IN SEARCH OF LOST TIME - Solo Exhibition at Lehr Zeitgenössische Kunst, Berlin 7.11. - 19.12.2015. OPENING Friday 6th November 7-9pm,Großbeerenstr. 16, 10963 BerlinStudio Installation View of Time Dimensionality (and the 1911 Cubist Monkey), 2014

“Only time(whatever that may be) will tell.”  ― Stephen Hawking, A Brief History of Time

Virtual and Time Being – Christopher Winter

For several years, the British artist Christopher Winter has dealt with the human yearning for the supernatural, his obsession with the creation of illusions and the urge to manipulate reality.

In his Speculative Realism series, Winter deals with different aspects of our reality. The works have been influenced by the novel 1Q84 (phonetically in Japanese: 1984) by the Japanese author Haruki Murakami. 1Q84 alludes to George Orwell‘s novel 1984. However, unlike Orwell, Murakami depicts the year 1984 as it could be and not as it will be. In 1Q84 Murakami crea­tes a parallel world, a tear in the fabric of time, which has created an alternative present. His protagonists gradually discover that they are no longer living in Tokyo in 1984, but in the year 1Q84.

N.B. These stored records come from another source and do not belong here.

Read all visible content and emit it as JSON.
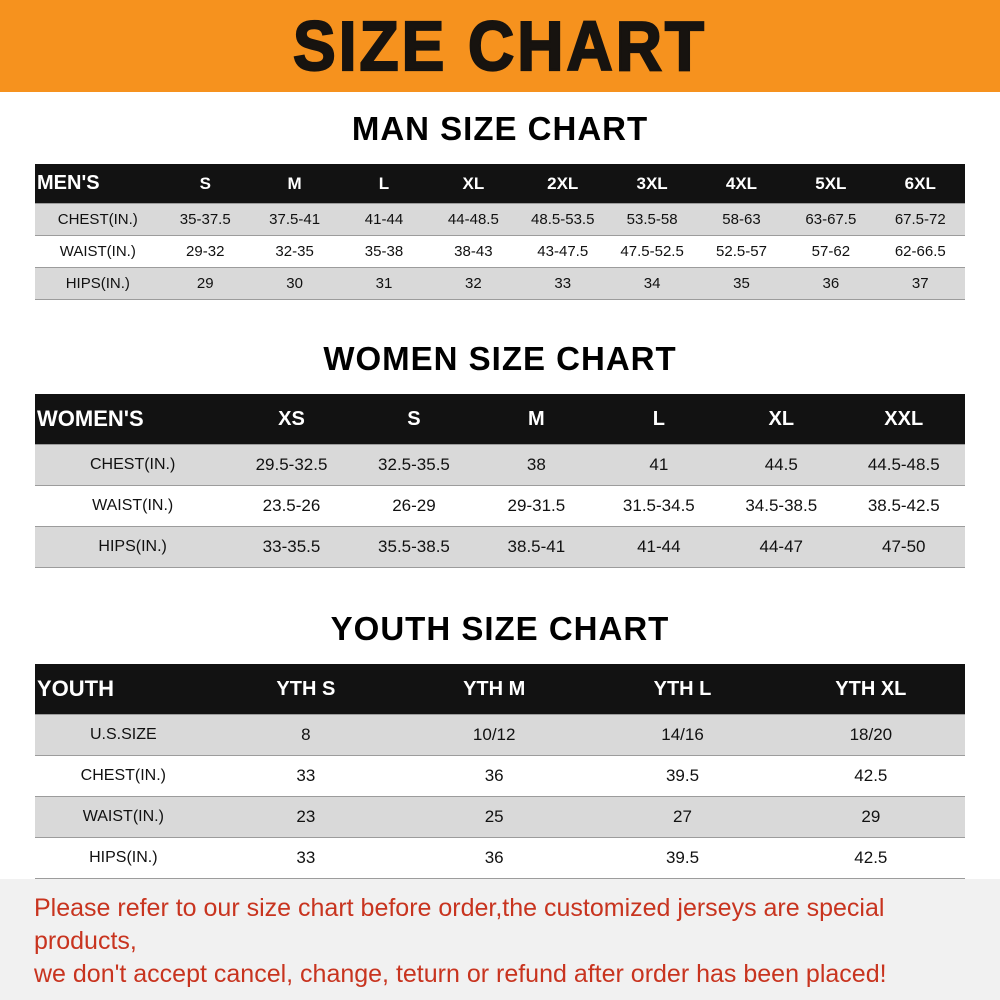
{
  "banner": {
    "title": "SIZE CHART"
  },
  "colors": {
    "banner_bg": "#f6921e",
    "header_bar_bg": "#121212",
    "row_stripe": "#d9d9d9",
    "disclaimer_text": "#c8341f",
    "disclaimer_bg": "#f1f1f1"
  },
  "sections": [
    {
      "id": "mens",
      "heading": "MAN SIZE CHART",
      "header_label": "MEN'S",
      "label_col_width": "13.5%",
      "columns": [
        "S",
        "M",
        "L",
        "XL",
        "2XL",
        "3XL",
        "4XL",
        "5XL",
        "6XL"
      ],
      "rows": [
        {
          "label": "CHEST(IN.)",
          "values": [
            "35-37.5",
            "37.5-41",
            "41-44",
            "44-48.5",
            "48.5-53.5",
            "53.5-58",
            "58-63",
            "63-67.5",
            "67.5-72"
          ]
        },
        {
          "label": "WAIST(IN.)",
          "values": [
            "29-32",
            "32-35",
            "35-38",
            "38-43",
            "43-47.5",
            "47.5-52.5",
            "52.5-57",
            "57-62",
            "62-66.5"
          ]
        },
        {
          "label": "HIPS(IN.)",
          "values": [
            "29",
            "30",
            "31",
            "32",
            "33",
            "34",
            "35",
            "36",
            "37"
          ]
        }
      ]
    },
    {
      "id": "womens",
      "heading": "WOMEN SIZE CHART",
      "header_label": "WOMEN'S",
      "label_col_width": "21%",
      "columns": [
        "XS",
        "S",
        "M",
        "L",
        "XL",
        "XXL"
      ],
      "rows": [
        {
          "label": "CHEST(IN.)",
          "values": [
            "29.5-32.5",
            "32.5-35.5",
            "38",
            "41",
            "44.5",
            "44.5-48.5"
          ]
        },
        {
          "label": "WAIST(IN.)",
          "values": [
            "23.5-26",
            "26-29",
            "29-31.5",
            "31.5-34.5",
            "34.5-38.5",
            "38.5-42.5"
          ]
        },
        {
          "label": "HIPS(IN.)",
          "values": [
            "33-35.5",
            "35.5-38.5",
            "38.5-41",
            "41-44",
            "44-47",
            "47-50"
          ]
        }
      ]
    },
    {
      "id": "youth",
      "heading": "YOUTH SIZE CHART",
      "header_label": "YOUTH",
      "label_col_width": "19%",
      "columns": [
        "YTH S",
        "YTH M",
        "YTH L",
        "YTH XL"
      ],
      "rows": [
        {
          "label": "U.S.SIZE",
          "values": [
            "8",
            "10/12",
            "14/16",
            "18/20"
          ]
        },
        {
          "label": "CHEST(IN.)",
          "values": [
            "33",
            "36",
            "39.5",
            "42.5"
          ]
        },
        {
          "label": "WAIST(IN.)",
          "values": [
            "23",
            "25",
            "27",
            "29"
          ]
        },
        {
          "label": "HIPS(IN.)",
          "values": [
            "33",
            "36",
            "39.5",
            "42.5"
          ]
        }
      ]
    }
  ],
  "footer": {
    "line1": "Please refer to our size chart before order,the customized jerseys are special products,",
    "line2": "we don't accept cancel, change, teturn or refund after order has been placed!"
  }
}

Winter also confronts the viewer in his new work with a second reality. In the narrative intensity characterised by these visual worlds, the familiar mixes with the unknown, the probable with the puzzling, and the mundane with the absurd. Artefacts, which are part of recognizable reality, obtain a second identity on the canvas. For example, the abstract painting 1911 Cubist Monkey appears in the background of Time Dimensionality (and the 1911 Cubist Monkey). In addition, it actually exists as a separate physical work that flanks Winter’s painting as an installation. Through this he expands the visual space and explores the boundaries between reality and illusion. Time also makes leaps, shifts and bends between the past and future. Some works like Neo Cubist Mask could be a classical modern piece from the early Twentieth Century while others are dated in the future like Superhero Mask 2099. Thus Winter refers at the same time to the philosophical approach of the artistic style of Cubism but also to the scientific possibility of parallel worlds with time as the fourth dimension. Here reality is the ima­ginable on the verge of absurdity, of fiction; it is the twilight in which Winter locates his work.